Russell Westbrook has a well-chronicled love/hate relationship with the talking head media. Lest we feel the urge to skip down memory lane, the commentary is out there if you are so inclined. What we are beginning to see now however is a recognition that, hey, this Westbrook guy is not only pretty talented, but is translating his prodigious athletic ability into a winning brand of basketball. SB Nation Kansas City's Eddie Maisonet has this to say:
Westbrook's evolution as a playmaker has been evident, and the stats back it up. Let me just throw share a couple of factoids with you real quick that you may or may not have known.
Russell Westbrook is 6th in the NBA in scoring, 21.1
T-4th in assists, 8.5
T-6th in steals, 1.95
T-8th in free throw attempts, 5.9
T-1st in OHSHITHEJUSTDIDTHATWOWGOODNESSGRACIOUS (tied with LeBron James)
Maisonet argues that Westbrook should not only be considered higher in the All-Star voting hierarchy, but as a strong consideration for league MVP as well.
What has changed from a year ago? Aside from the numbers game, the easiest answer is the same answer we ascribe to Kevin Durant. Another year playing high stakes basketball increases the number of situations and scenarios a player sees, which increases a player's ability to assign the proper solution to each kind as it arises.

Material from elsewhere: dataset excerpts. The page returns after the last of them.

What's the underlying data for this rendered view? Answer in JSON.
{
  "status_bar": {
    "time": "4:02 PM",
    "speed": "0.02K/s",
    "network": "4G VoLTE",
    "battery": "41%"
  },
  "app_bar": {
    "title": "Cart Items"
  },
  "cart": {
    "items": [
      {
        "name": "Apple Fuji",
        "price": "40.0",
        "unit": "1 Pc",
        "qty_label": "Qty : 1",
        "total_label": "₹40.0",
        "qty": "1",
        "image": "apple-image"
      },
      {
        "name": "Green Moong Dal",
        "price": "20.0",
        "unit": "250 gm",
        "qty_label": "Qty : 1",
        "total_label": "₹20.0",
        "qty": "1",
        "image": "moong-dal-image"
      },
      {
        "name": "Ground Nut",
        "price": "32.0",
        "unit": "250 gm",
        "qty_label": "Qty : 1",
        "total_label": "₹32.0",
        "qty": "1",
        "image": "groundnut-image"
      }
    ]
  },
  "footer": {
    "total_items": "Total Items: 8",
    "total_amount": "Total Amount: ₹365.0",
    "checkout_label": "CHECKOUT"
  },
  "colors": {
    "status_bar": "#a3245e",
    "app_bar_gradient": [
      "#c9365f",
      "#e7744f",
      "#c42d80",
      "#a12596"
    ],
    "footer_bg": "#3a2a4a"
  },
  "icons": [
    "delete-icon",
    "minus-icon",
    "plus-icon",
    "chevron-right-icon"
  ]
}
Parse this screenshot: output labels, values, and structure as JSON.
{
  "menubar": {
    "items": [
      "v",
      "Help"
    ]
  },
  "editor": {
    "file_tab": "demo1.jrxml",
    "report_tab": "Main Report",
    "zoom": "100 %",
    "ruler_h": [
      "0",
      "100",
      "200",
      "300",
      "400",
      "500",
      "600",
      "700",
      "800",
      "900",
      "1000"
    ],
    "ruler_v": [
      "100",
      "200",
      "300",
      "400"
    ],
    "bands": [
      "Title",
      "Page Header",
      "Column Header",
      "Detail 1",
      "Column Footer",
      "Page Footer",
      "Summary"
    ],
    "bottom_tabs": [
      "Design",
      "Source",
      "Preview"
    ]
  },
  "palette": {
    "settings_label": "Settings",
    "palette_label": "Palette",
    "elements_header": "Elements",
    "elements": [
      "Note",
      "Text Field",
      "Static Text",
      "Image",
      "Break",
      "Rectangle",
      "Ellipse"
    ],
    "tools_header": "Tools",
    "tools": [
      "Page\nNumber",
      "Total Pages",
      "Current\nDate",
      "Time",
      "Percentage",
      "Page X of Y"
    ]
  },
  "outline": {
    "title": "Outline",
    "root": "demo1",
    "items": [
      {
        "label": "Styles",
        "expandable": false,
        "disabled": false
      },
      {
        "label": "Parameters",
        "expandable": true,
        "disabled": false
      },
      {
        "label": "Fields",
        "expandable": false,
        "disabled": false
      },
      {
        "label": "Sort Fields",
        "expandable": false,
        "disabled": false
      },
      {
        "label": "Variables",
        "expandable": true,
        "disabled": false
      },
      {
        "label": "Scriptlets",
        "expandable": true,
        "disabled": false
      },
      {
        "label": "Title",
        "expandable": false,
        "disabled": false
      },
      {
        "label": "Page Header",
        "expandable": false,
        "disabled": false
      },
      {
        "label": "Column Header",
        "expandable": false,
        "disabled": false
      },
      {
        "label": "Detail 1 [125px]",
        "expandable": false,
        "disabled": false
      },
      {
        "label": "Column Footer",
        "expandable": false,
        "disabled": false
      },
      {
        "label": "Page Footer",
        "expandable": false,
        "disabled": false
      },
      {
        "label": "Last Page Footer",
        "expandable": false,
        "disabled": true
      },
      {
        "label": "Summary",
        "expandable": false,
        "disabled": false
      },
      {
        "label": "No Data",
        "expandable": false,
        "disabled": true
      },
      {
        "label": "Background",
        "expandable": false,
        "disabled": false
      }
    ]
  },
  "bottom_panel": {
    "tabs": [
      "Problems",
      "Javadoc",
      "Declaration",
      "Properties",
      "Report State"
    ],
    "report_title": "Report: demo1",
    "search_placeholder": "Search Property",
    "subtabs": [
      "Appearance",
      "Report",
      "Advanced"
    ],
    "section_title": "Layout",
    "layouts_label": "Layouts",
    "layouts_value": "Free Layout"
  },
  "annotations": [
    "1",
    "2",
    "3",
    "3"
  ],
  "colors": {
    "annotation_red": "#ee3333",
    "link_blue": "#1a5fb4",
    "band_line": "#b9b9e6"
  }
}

Westbrook has always been a point guard project, learning how to see the court and respond to it the same way that it comes more naturally to players like Chris Paul and Jason Kidd. For Westbrook, the ability is not innate, so he has had to learn how to do it. This is perhaps the greatest compliment you can give to Westbrook - he is actually learning to do it. Yes, his assists have jumped substantially year-over-year, but stats can be misleading. What is more important is that the team has jumped in assist totals year-over-year, and both Westbrook and Durant's ability to understand defenses is a huge part of that.
One of my long-standing criticisms of the Thunder and Westbrook in particular is that, despite an overflowing wealth of talent and skill, they too often would make the opposing defense's job easier than it should be through quick shots, lack of patience, and lack of knowledge on how to attack. When an entire defense knows that Westbrook is going to pull up for a 15-footer, it makes everybody's defensive responsibility a lot easier. The way OKC is working to change that, to make the defense work, is by employing more working parts to generate scoring opportunities. The byproduct is that openings that never appeared before are suddenly blossoming like flowers in Spring. All Westbrook needed to do was to learn how to see it better and wait for the play to develop.
To be sure, what I find most interesting about Maisonet's analysis is that Westbrook is doing all this despite, in my opinion, not even playing his own brand of offense very well. Purely from an eye test observation, Westbrook looks like his shooting mechanics are broken. At the end of last year, he was zipping down the court and raising up and shooting technically perfect jumpers every time, most evidenced by his playoff series against the Lakers and game 4 of the Finals versus the Heat. These days however, he's still working out the kinks (the same kinks we saw at the beginning of last season) where his jumper's elevation is inconsistent, he's splaying his legs out, and instead of a natural shooting motion it is more mechanical and inconsistent. As a result, we've seen more 1-5 shooting starts of games than otherwise. Westbrook is even struggling to finish at the rim, as we most recently saw against the Hornets on Dec. 12. All this to say that yes, Westbrook is rapidly evolving this season, but up to this point I'd probably just give his personal offense a 'B' for a grade. There is an entire level of offense that he has yet to hit consistently, but if last season was any indication, he's going to get it in gear by around late January.
Where Westbrook has really shown growth this season is his attention to defense, and that is perhaps the biggest reason why his overall game is working out well. Westbrook has a reputation as a gambler, and while in the past that has led to breathtaking breakaway slams, the byproduct of such a scheme is that he would get burned by much lesser guards on a regular basis. By employing better the simple mantra, "just stay in front of your man," he and the Thunder defense overall has done a much better job in defending the perimeter, which places OKC in the top 3rd in defense rather than the bottom 3rd, which is what we saw in the first half of last season.
Is Westbrook the best PG in the league? Probably not, but here is a better question - is he the most valuable PG in the league? All I know is this: he is the only PG right now who can, on a consistent basis, do both this:
As well as this:
And as I mentioned before, that's 'B' level stuff for Russ. There is more to come.